Thursday 6 December 2007

Feeling Down

I've just come back from Warsaw, Poland, where I have been working at a manufacturer who specializes in Down equipment. Day in day out I've been travelling to work and back wearing a variety of down jackets and body warmers. Temperatures there were usually around minus 3 degrees in the morning, but I experienced minus 7 with a fair bit of wind chill ontop.

This has been an excellent opportunity to gain greater understanding of the properties of down and the design and construction of down garments. Not least because my attention hasn't been consumed by my surroundings e.g. shaded valleys and snowy high peaks, where I've previously used down clothing (this is what I call the dog-walker effect*).


Notably, what down lacks over other insulation systems (at least, in its human utilisised form) is a system of shape regulation – it conforms to the effects of gravity and it undergoes “fibre migration”. This is why down-proof fabrics, stitch-through quilting and “boxwall” type garment construction has been developed.

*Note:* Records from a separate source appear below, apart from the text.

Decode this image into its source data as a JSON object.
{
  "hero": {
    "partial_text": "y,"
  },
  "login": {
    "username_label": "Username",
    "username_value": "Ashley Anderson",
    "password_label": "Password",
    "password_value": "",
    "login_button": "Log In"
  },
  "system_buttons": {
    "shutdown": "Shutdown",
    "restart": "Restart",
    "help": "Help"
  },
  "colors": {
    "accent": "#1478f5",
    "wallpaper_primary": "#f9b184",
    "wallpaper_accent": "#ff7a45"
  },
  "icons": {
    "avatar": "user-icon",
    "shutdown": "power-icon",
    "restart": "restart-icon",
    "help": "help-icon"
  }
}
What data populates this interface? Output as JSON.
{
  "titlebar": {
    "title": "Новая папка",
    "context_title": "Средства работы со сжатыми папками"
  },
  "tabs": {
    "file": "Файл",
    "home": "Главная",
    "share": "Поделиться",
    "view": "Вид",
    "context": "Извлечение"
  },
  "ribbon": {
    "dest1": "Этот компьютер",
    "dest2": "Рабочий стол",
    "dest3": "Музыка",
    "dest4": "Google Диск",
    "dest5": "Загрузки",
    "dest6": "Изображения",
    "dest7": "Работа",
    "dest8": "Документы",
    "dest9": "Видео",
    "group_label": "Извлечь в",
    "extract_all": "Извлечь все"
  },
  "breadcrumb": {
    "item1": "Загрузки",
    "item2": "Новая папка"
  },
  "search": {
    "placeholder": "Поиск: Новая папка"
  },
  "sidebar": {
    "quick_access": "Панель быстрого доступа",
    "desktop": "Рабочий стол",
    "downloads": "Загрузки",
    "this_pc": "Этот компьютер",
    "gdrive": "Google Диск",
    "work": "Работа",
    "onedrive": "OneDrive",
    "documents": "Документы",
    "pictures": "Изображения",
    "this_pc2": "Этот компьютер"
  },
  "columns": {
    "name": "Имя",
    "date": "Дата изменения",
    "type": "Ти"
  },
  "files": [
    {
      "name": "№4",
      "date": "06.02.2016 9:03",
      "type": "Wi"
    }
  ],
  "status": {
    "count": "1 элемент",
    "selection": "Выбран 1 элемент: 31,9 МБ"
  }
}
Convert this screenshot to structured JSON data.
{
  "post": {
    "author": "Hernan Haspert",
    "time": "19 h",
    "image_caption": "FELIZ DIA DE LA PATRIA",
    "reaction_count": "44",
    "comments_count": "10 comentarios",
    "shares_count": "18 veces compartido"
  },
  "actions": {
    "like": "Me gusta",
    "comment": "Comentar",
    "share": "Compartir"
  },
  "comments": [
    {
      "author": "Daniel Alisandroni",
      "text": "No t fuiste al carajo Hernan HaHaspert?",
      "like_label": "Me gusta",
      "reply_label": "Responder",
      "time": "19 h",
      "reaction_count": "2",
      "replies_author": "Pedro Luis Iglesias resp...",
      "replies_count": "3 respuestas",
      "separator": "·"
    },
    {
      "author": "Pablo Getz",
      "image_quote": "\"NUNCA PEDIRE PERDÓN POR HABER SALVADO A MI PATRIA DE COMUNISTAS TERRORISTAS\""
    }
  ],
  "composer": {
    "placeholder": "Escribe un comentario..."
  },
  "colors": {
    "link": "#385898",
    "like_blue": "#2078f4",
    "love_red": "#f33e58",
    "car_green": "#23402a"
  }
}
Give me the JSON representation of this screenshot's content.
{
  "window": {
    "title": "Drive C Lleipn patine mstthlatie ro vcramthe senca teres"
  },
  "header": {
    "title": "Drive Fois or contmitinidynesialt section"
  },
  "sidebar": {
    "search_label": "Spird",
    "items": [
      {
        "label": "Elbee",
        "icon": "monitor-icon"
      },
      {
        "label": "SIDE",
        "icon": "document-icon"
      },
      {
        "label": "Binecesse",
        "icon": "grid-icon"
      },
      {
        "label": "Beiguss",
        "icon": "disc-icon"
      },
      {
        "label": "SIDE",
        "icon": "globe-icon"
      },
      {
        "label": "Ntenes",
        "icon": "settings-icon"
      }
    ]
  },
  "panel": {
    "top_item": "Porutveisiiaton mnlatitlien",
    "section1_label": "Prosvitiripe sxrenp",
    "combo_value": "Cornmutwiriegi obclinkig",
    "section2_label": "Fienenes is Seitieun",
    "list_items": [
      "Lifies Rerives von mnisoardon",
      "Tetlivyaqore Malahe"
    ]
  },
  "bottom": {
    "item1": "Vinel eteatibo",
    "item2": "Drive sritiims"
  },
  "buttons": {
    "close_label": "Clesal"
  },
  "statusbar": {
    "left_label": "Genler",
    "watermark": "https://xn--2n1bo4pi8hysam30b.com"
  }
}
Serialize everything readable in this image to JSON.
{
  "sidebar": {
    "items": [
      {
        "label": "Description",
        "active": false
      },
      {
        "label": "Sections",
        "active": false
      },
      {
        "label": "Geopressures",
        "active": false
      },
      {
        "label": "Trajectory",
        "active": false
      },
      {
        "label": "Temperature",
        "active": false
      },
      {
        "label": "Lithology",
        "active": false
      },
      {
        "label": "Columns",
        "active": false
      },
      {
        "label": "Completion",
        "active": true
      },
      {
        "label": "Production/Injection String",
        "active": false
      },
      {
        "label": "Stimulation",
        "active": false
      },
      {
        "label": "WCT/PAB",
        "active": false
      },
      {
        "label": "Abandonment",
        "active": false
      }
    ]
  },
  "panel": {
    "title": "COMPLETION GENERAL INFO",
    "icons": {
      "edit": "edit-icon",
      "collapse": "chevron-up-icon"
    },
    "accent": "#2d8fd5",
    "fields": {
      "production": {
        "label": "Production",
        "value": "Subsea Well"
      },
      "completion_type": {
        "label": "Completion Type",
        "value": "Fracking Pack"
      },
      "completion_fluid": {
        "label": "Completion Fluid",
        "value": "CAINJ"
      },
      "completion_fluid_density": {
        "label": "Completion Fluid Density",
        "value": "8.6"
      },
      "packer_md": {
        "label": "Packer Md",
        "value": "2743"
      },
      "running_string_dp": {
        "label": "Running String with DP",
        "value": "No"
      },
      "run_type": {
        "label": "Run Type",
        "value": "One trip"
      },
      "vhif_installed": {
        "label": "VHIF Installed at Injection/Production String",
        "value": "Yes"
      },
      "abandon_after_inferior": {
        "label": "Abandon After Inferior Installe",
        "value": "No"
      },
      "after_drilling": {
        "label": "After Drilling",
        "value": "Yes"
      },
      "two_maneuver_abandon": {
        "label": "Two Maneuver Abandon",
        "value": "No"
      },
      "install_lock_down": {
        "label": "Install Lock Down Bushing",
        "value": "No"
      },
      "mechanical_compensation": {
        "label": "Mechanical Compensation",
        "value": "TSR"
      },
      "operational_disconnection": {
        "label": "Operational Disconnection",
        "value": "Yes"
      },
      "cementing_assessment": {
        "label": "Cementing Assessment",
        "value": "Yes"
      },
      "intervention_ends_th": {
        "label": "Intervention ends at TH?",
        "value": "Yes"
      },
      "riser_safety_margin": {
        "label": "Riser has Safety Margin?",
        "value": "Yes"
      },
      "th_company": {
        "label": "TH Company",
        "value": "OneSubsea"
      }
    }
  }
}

What was most noticeable on all jackets was the other ways (apart from gravity) which cause down to relocate and or congregate. Here I will talk about the largest of these factors: compression & “pump”.





Compression

The armpits and the insides of elbows are both significant spots where body heat is lost. And by an unfortunate coincidence both these areas are also the insides of joints. Even the jentle swinging of the arms while walking eventually relocates down around the medial and latteral sides. The posterior elbow point is fairly thin (often with the bony end pressing the outer and inner fabrics together) while the anterior inside of the joint is completely down-free. Under the armpit the top and sides of the shoulder collect down squeezed out by the compression and passing movement of the arms.


Pump

If we do prevent down relocating in these areas, we may encounter another problem. Where down is compressed, but doesn't relocate, a natural pump is formed. The relative air impermeability of the dense woven fabric and the lofting/expanding power of the down creates a slow but strong suction that draws air in and when compressed again blows it out again. If this is just air redistributed around the inside of the clothing there isn't a problem, but if it is being drawn in and out of seams and through the outer fabric, then the wearer will have body-warmed air being steadily replaced by cold outside air as they move.


* Thanks to Charles Ross for this idea. I'll feature it in a future post. Charles, please remind me who you attributed the dog-walker comment to?